Video report by ITV News Senior International Correspondent John Irvine
Security forces in Myanmar dramatically escalated their crackdown on demonstrations against last month’s coup, killing at least 33 protesters in several cities on Wednesday, according to accounts on social media and local news reports.
This is the highest daily death toll since the February 1 takeover, exceeding the 18 that the UN Human Rights Office said were killed on Sunday, and could galvanise the international community, which has responded fitfully thus far to the violence.
Videos from Wednesday also showed security forces firing catapults at demonstrators, chasing them down and in one instance beating an ambulance crew.
There are fears the death toll could be even higher, with the Democratic Voice of Burma, an independent television and online news service, tallying 38 deaths.
Demonstrators have regularly flooded the streets of cities across the country since the military seized power and ousted the elected government of leader Aung San Suu Kyi.
Their numbers have remained high even as security forces have repeatedly fired tear gas, rubber bullets and live rounds to disperse the crowds, and arrested protesters en masse.
The intensifying standoff is familiar in the country with a long history of peaceful resistance to military rule and brutal crackdowns.
The coup reversed years of slow progress towards democracy in the Southeast Asian nation after five decades of military rule.
Wednesday’s death toll was compiled by an unnamed data analyst, who also collected information where he could on the victims’ names, ages, hometowns, and where and how they were killed.
The Associated Press was unable to independently confirm most of the reported deaths, but several square with online postings.
The data analyst, who is in Yangon, the country’s biggest city, said he collected the information to honour those who were killed for their heroic resistance.
According to his list, the highest number of deaths were in Yangon, where the total was 18.
In the central city of Monywa, where huge crowds have turned out, eight deaths were reported.
Two deaths each were reported in Salin, a town in Magwe region, and in Mandalay, the country’s second-biggest city.
Mawlamyine, in the country’s southeast, and Myingyan and Kalay, both in central Myanmar, each recorded a single death.
As part of the crackdown, security forces have also arrested hundreds of people at protests, including journalists.

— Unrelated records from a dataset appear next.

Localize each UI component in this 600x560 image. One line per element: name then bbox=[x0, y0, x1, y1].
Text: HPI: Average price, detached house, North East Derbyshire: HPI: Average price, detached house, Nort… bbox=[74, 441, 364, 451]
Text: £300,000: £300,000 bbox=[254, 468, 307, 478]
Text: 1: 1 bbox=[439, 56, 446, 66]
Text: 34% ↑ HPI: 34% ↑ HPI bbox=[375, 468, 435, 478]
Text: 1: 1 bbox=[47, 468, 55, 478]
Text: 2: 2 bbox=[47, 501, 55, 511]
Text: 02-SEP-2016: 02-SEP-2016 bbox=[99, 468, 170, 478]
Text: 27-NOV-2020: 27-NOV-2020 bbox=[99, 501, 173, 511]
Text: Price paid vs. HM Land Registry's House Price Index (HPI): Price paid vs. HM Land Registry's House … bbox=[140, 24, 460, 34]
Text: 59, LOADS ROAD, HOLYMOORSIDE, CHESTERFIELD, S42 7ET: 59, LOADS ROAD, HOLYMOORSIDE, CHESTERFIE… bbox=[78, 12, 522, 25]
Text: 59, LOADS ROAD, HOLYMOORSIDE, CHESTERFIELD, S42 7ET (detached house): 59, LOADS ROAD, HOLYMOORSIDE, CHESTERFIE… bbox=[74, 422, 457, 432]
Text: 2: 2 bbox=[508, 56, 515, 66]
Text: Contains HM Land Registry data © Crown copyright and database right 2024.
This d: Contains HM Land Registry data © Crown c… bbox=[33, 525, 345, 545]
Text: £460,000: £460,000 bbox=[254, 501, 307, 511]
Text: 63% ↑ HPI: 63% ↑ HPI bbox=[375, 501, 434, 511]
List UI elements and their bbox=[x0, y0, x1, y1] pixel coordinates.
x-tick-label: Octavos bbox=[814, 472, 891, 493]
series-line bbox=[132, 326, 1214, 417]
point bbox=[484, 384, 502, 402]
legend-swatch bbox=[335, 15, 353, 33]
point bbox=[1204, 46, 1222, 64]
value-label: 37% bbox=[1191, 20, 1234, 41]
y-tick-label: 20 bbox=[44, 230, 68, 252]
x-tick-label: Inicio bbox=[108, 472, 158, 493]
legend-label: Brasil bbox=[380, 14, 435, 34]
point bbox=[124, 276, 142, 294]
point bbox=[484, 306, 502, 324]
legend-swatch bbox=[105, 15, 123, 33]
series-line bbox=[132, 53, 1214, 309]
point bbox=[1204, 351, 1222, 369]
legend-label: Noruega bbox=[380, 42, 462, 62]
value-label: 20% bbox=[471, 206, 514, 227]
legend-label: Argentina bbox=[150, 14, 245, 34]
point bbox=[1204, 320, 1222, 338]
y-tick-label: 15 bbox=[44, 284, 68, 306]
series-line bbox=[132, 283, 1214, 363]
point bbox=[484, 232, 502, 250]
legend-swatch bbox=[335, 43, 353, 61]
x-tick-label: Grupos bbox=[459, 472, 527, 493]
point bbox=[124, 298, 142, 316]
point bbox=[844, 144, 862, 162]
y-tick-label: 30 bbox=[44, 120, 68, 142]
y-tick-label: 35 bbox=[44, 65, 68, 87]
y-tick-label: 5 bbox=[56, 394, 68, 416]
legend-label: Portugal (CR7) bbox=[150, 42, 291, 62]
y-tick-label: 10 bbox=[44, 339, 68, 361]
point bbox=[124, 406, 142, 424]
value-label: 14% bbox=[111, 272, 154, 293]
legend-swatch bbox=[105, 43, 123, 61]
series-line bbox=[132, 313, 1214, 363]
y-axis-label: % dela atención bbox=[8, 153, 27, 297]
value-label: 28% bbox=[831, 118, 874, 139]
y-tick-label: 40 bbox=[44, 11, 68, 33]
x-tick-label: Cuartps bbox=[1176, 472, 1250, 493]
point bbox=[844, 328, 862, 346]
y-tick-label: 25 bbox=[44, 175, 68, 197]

On Saturday, at least eight journalists, including Thein Zaw of The Associated Press, were detained.
A video shows he had moved out of the way as police charged down a street at protesters, but was then seized by officers, who handcuffed him and held him briefly in a chokehold before marching him away.
He has been charged with violating a public safety law that could see him imprisoned for up to three years.
The escalation of the crackdown has led to increased diplomatic efforts to resolve Myanmar’s political crisis, but there appear to be few viable options.
It is not yet clear if Wednesday’s soaring death toll could change the dynamic.
The UN Security Council is expected to hold a closed meeting on the situation on Friday, council diplomats said.
They added that the United Kingdom had requested the meeting.
Still, any kind of co-ordinated action at the United Nations will be difficult as two permanent members of the Security Council, China and Russia, would almost certainly veto it.
Some countries have imposed or are considering imposing their own sanctions.